A new study adds fuel to a crucial debate in the ongoing push away from volume and toward value: whether paying a set price for a procedure drives hospitals and doctors simply to perform more of them.
Providers that volunteered to participate in the CMS Innovation Center's Bundled Payments for Care Improvement initiative did not perform more procedures under the value-based payment model, according to a study published Wednesday by the Altarum Institute.
The researchers sought to lay that question to rest, said Francois de Brantes, one of the authors, who is vice president and director of Altarum Institute's Center for Payment Innovation. In particular, he said, they wanted to respond to an editorial penned by a prominent thought leader in health policy in September, which argued that BPCI would stimulate physicians to perform unnecessary treatment.
“We wanted to get to the bottom of the data,” de Brantes said. He and co-authors Andrew Wilson, also from the Center for Payment Innovation, and Dr. Patrick Conway, the CMS' chief medical officer, examined total hip and knee replacement procedures at hospitals that participated in the BPCI program and those that did not. They found that the change in volume between the two was not statistically significant.

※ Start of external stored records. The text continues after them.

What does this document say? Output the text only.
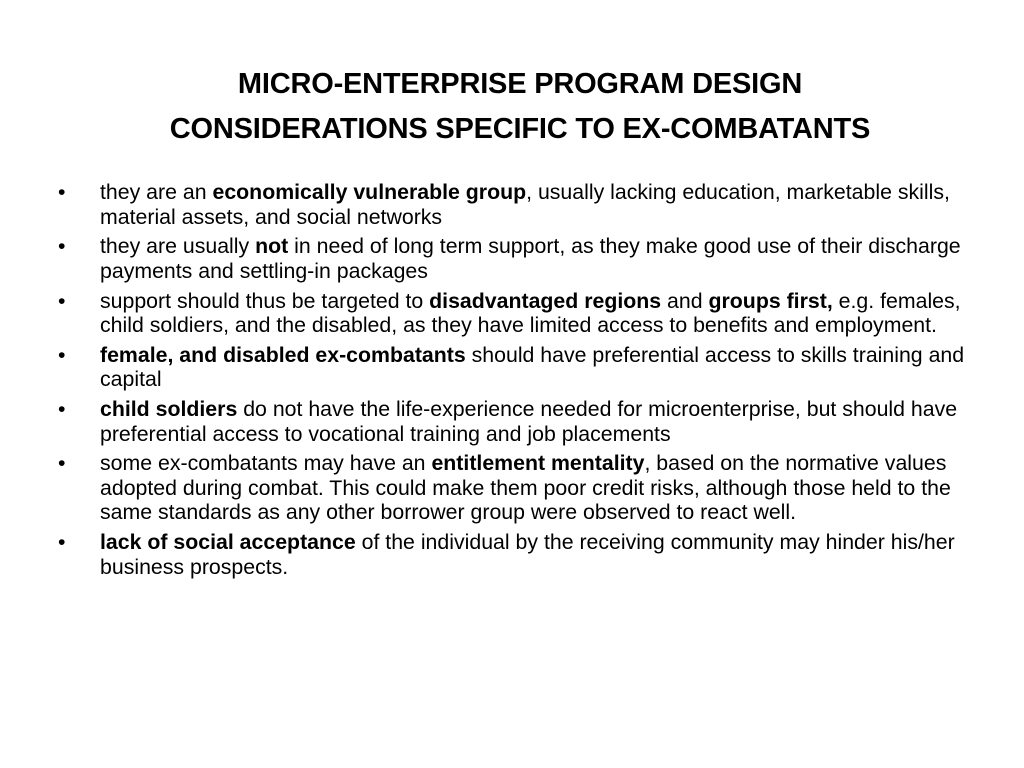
MICRO-ENTERPRISE PROGRAM DESIGN
CONSIDERATIONS SPECIFIC TO EX-COMBATANTS
•	they are an economically vulnerable group, usually lacking education, marketable skills, material assets, and social networks
•	they are usually not in need of long term support, as they make good use of their discharge payments and settling-in packages
•	support should thus be targeted to disadvantaged regions and groups first, e.g. females, child soldiers, and the disabled, as they have limited access to benefits and employment.
•	female, and disabled ex-combatants should have preferential access to skills training and capital
•	child soldiers do not have the life-experience needed for microenterprise, but should have preferential access to vocational training and job placements
•	some ex-combatants may have an entitlement mentality, based on the normative values adopted during combat. This could make them poor credit risks, although those held to the same standards as any other borrower group were observed to react well.
•	lack of social acceptance of the individual by the receiving community may hinder his/her business prospects.
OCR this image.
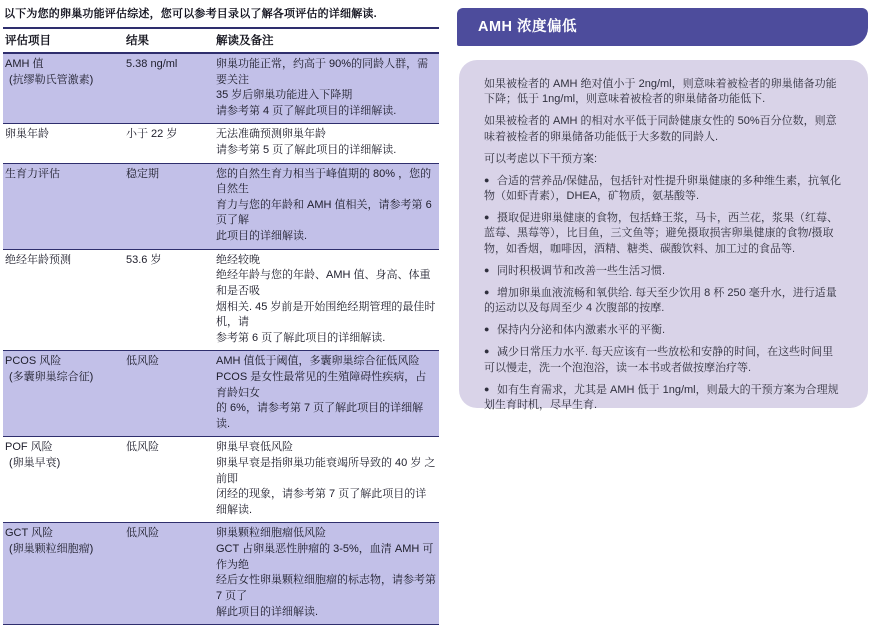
以下为您的卵巢功能评估综述，您可以参考目录以了解各项评估的详细解读.
评估项目	结果	解读及备注

AMH 值
(抗缪勒氏管激素)
	5.38 ng/ml	卵巢功能正常，约高于 90%的同龄人群，需要关注
35 岁后卵巢功能进入下降期
请参考第 4 页了解此项目的详细解读.

卵巢年龄	小于 22 岁	无法准确预测卵巢年龄
请参考第 5 页了解此项目的详细解读.

生育力评估	稳定期	您的自然生育力相当于峰值期的 80% ，您的自然生
育力与您的年龄和 AMH 值相关，请参考第 6 页了解
此项目的详细解读.

绝经年龄预测	53.6 岁	绝经较晚
绝经年龄与您的年龄、AMH 值、身高、体重和是否吸
烟相关. 45 岁前是开始围绝经期管理的最佳时机，请
参考第 6 页了解此项目的详细解读.

PCOS 风险
(多囊卵巢综合征)
	低风险	AMH 值低于阈值，多囊卵巢综合征低风险
PCOS 是女性最常见的生殖障碍性疾病，占育龄妇女
的 6%，请参考第 7 页了解此项目的详细解读.

POF 风险
(卵巢早衰)
	低风险	卵巢早衰低风险
卵巢早衰是指卵巢功能衰竭所导致的 40 岁 之前即
闭经的现象，请参考第 7 页了解此项目的详细解读.

GCT 风险
(卵巢颗粒细胞瘤)
	低风险	卵巢颗粒细胞瘤低风险
GCT 占卵巢恶性肿瘤的 3-5%，血清 AMH 可作为绝
经后女性卵巢颗粒细胞瘤的标志物，请参考第 7 页了
解此项目的详细解读.
AMH 浓度偏低

如果被检者的 AMH 绝对值小于 2ng/ml，则意味着被检者的卵巢储备功能下降；低于 1ng/ml，则意味着被检者的卵巢储备功能低下.

如果被检者的 AMH 的相对水平低于同龄健康女性的 50%百分位数，则意味着被检者的卵巢储备功能低于大多数的同龄人.

可以考虑以下干预方案:

● 合适的营养品/保健品，包括针对性提升卵巢健康的多种维生素，抗氧化物（如虾青素），DHEA，矿物质，氨基酸等.

● 摄取促进卵巢健康的食物，包括蜂王浆，马卡，西兰花，浆果（红莓、蓝莓、黑莓等），比目鱼，三文鱼等；避免摄取损害卵巢健康的食物/摄取物，如香烟，咖啡因，酒精、糖类、碳酸饮料、加工过的食品等.

● 同时积极调节和改善一些生活习惯.

● 增加卵巢血液流畅和氧供给. 每天至少饮用 8 杯 250 毫升水，进行适量的运动以及每周至少 4 次腹部的按摩.

● 保持内分泌和体内激素水平的平衡.

● 减少日常压力水平. 每天应该有一些放松和安静的时间，在这些时间里可以慢走，洗一个泡泡浴，读一本书或者做按摩治疗等.

● 如有生育需求，尤其是 AMH 低于 1ng/ml，则最大的干预方案为合理规划生育时机，尽早生育.
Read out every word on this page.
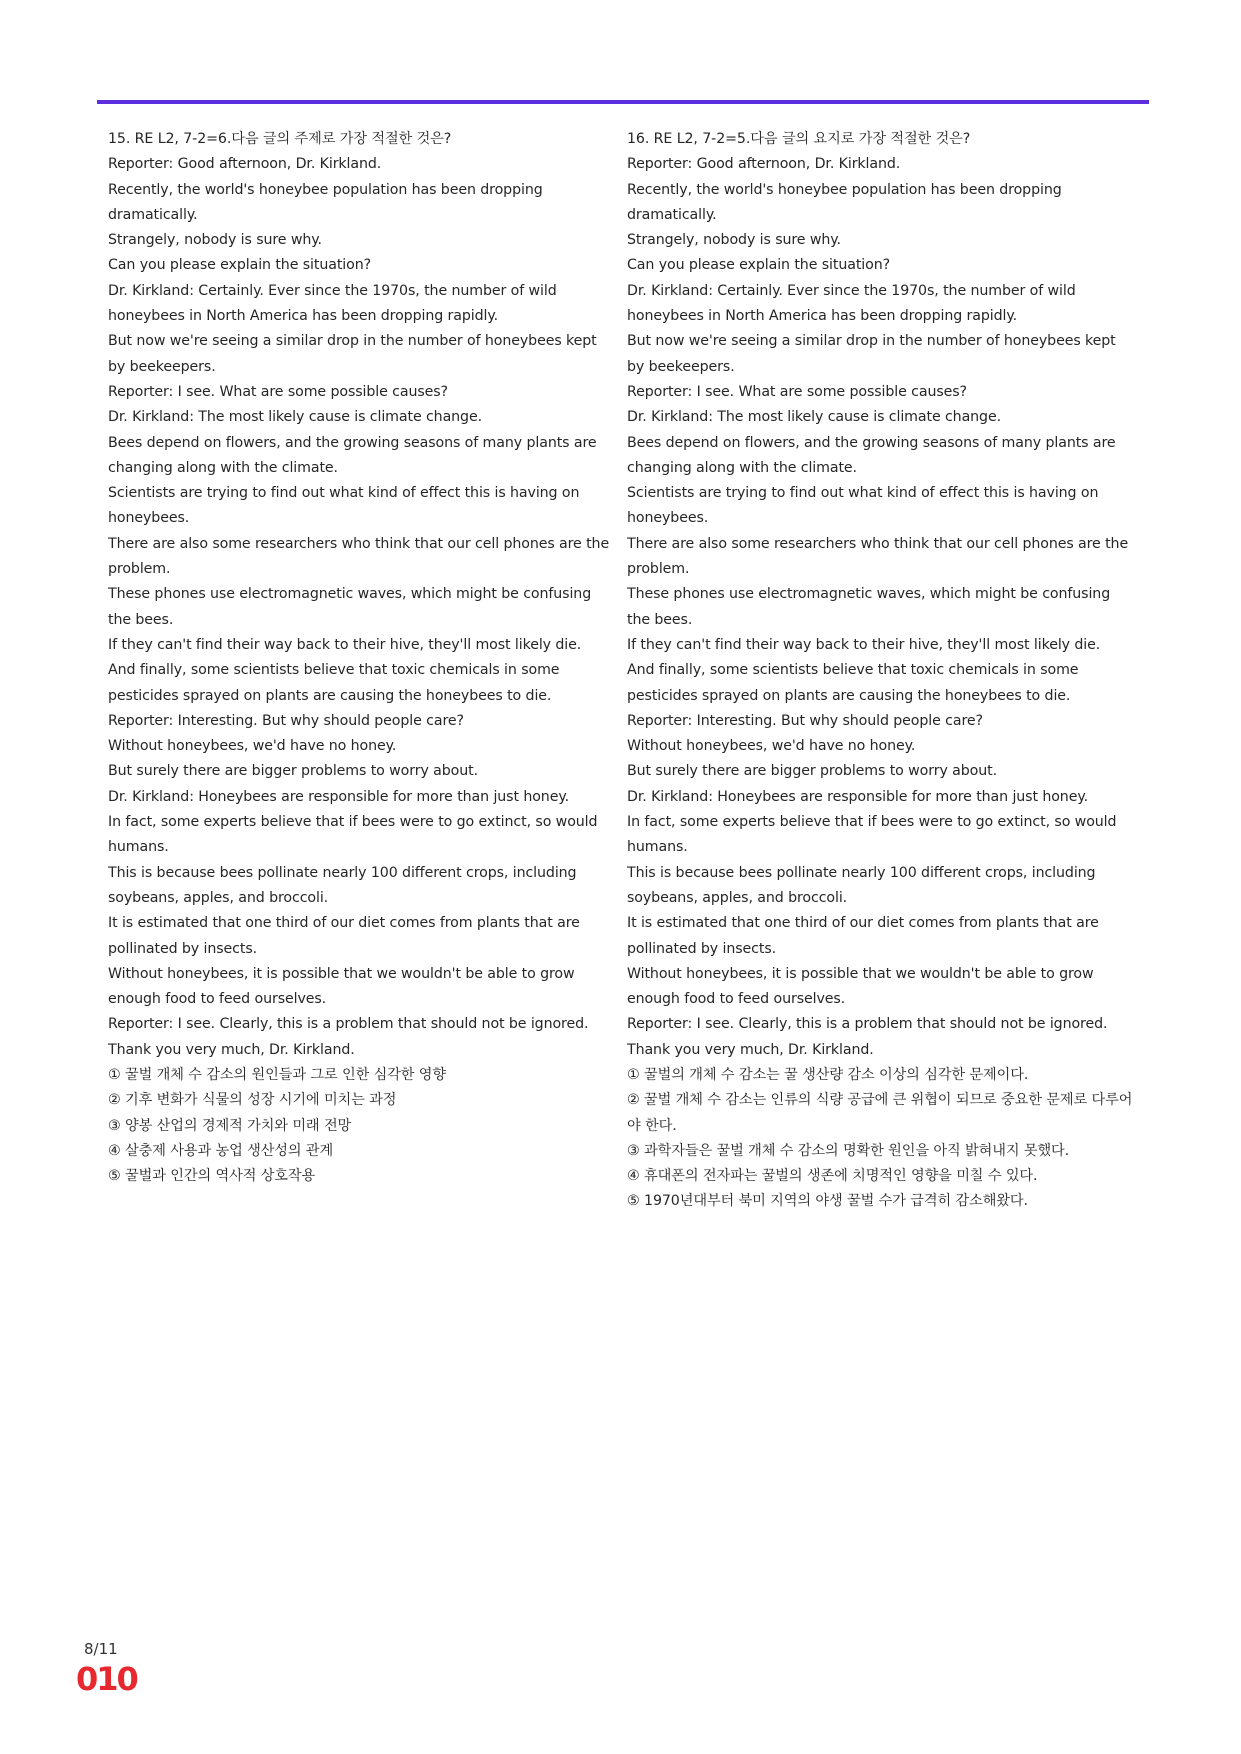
15. RE L2, 7-2=6.다음 글의 주제로 가장 적절한 것은?

Reporter: Good afternoon, Dr. Kirkland.

Recently, the world's honeybee population has been dropping dramatically.

Strangely, nobody is sure why.

Can you please explain the situation?

Dr. Kirkland: Certainly. Ever since the 1970s, the number of wild honeybees in North America has been dropping rapidly.

But now we're seeing a similar drop in the number of honeybees kept by beekeepers.

Reporter: I see. What are some possible causes?

Dr. Kirkland: The most likely cause is climate change.

Bees depend on flowers, and the growing seasons of many plants are changing along with the climate.

Scientists are trying to find out what kind of effect this is having on honeybees.

There are also some researchers who think that our cell phones are the problem.

These phones use electromagnetic waves, which might be confusing the bees.

If they can't find their way back to their hive, they'll most likely die.

And finally, some scientists believe that toxic chemicals in some pesticides sprayed on plants are causing the honeybees to die.

Reporter: Interesting. But why should people care?

Without honeybees, we'd have no honey.

But surely there are bigger problems to worry about.

Dr. Kirkland: Honeybees are responsible for more than just honey.

In fact, some experts believe that if bees were to go extinct, so would humans.

This is because bees pollinate nearly 100 different crops, including soybeans, apples, and broccoli.

It is estimated that one third of our diet comes from plants that are pollinated by insects.

Without honeybees, it is possible that we wouldn't be able to grow enough food to feed ourselves.

Reporter: I see. Clearly, this is a problem that should not be ignored.

Thank you very much, Dr. Kirkland.

① 꿀벌 개체 수 감소의 원인들과 그로 인한 심각한 영향
② 기후 변화가 식물의 성장 시기에 미치는 과정
③ 양봉 산업의 경제적 가치와 미래 전망
④ 살충제 사용과 농업 생산성의 관계
⑤ 꿀벌과 인간의 역사적 상호작용

16. RE L2, 7-2=5.다음 글의 요지로 가장 적절한 것은?

Reporter: Good afternoon, Dr. Kirkland.

Recently, the world's honeybee population has been dropping dramatically.

Strangely, nobody is sure why.

Can you please explain the situation?

Dr. Kirkland: Certainly. Ever since the 1970s, the number of wild honeybees in North America has been dropping rapidly.

But now we're seeing a similar drop in the number of honeybees kept by beekeepers.

Reporter: I see. What are some possible causes?

Dr. Kirkland: The most likely cause is climate change.

Bees depend on flowers, and the growing seasons of many plants are changing along with the climate.

Scientists are trying to find out what kind of effect this is having on honeybees.

There are also some researchers who think that our cell phones are the problem.

These phones use electromagnetic waves, which might be confusing the bees.

If they can't find their way back to their hive, they'll most likely die.

And finally, some scientists believe that toxic chemicals in some pesticides sprayed on plants are causing the honeybees to die.

Reporter: Interesting. But why should people care?

Without honeybees, we'd have no honey.

But surely there are bigger problems to worry about.

Dr. Kirkland: Honeybees are responsible for more than just honey.

In fact, some experts believe that if bees were to go extinct, so would humans.

This is because bees pollinate nearly 100 different crops, including soybeans, apples, and broccoli.

It is estimated that one third of our diet comes from plants that are pollinated by insects.

Without honeybees, it is possible that we wouldn't be able to grow enough food to feed ourselves.

Reporter: I see. Clearly, this is a problem that should not be ignored.

Thank you very much, Dr. Kirkland.

① 꿀벌의 개체 수 감소는 꿀 생산량 감소 이상의 심각한 문제이다.
② 꿀벌 개체 수 감소는 인류의 식량 공급에 큰 위협이 되므로 중요한 문제로 다루어야 한다.
③ 과학자들은 꿀벌 개체 수 감소의 명확한 원인을 아직 밝혀내지 못했다.
④ 휴대폰의 전자파는 꿀벌의 생존에 치명적인 영향을 미칠 수 있다.
⑤ 1970년대부터 북미 지역의 야생 꿀벌 수가 급격히 감소해왔다.
8/11
010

The Bundled Payments for Care Improvement initiative is a voluntary program developed to test whether paying a set fee for all the care associated with a procedure can lower costs and improve quality. It has been implemented in phases since 2013. Participants can choose from 48 clinical episodes, including total hip and knee replacements, the hospitalizations for which cost Medicare more than $7 billion in 2014.
The first year of the program delivered mixed results, with "modest reductions" in Medicare payments for some clinical episodes. In some cases, quality improved, and in others, it declined, according to a CMS report released in September.
BPCI is different from the Comprehensive Care for Joint Replacement model, another initiative of the Innovation Center that bundles payments for hip and knee replacements. CJR, which began April 1, 2016, is mandatory for 800 hospitals across 67 geographic areas of the U.S.
Altarum's analysis is limited to the volume of total joint replacements reimbursed under the BPCI program compared with nonparticipants. It found that the average annual number performed by the 29 BPCI providers they examined was slightly higher than the number performed by 2,592 others. But the percentage change in procedures from the years before and after the initiative started was greater among the nonparticipants.
The researchers concluded that the changes in volume were not statistically significant. From 2010 to 2015, the number of procedures rose 7.3% at BPCI participants, compared with 9.6% among nonparticipants. From 2011 to 2015, the number of procedures grew 11.4% among BPCI participants and 12.1% among nonparticipants.
De Brantes acknowledged the vast difference in sample sizes, but stood by the study's conclusions.
The results do not necessarily suggest that bundling payments for a procedure will not lead to higher volume, especially if such episodic payment models are mandatory. Because BPCI is voluntary, participants are self-selecting and thus not a representative sample of all providers. “If you don't think you'd succeed in them, there's no reason to participate,” de Brantes said. It is possible that if it became mandatory, the results would look different, he added.
The study uncovered other important findings as well. It found, for example, that black patients had fewer hip and knee replacements in a given hospital region than whites did. “That speaks to the disparities we know exist in the U.S., and that we have to collectively find a way to better address them,” de Brantes said.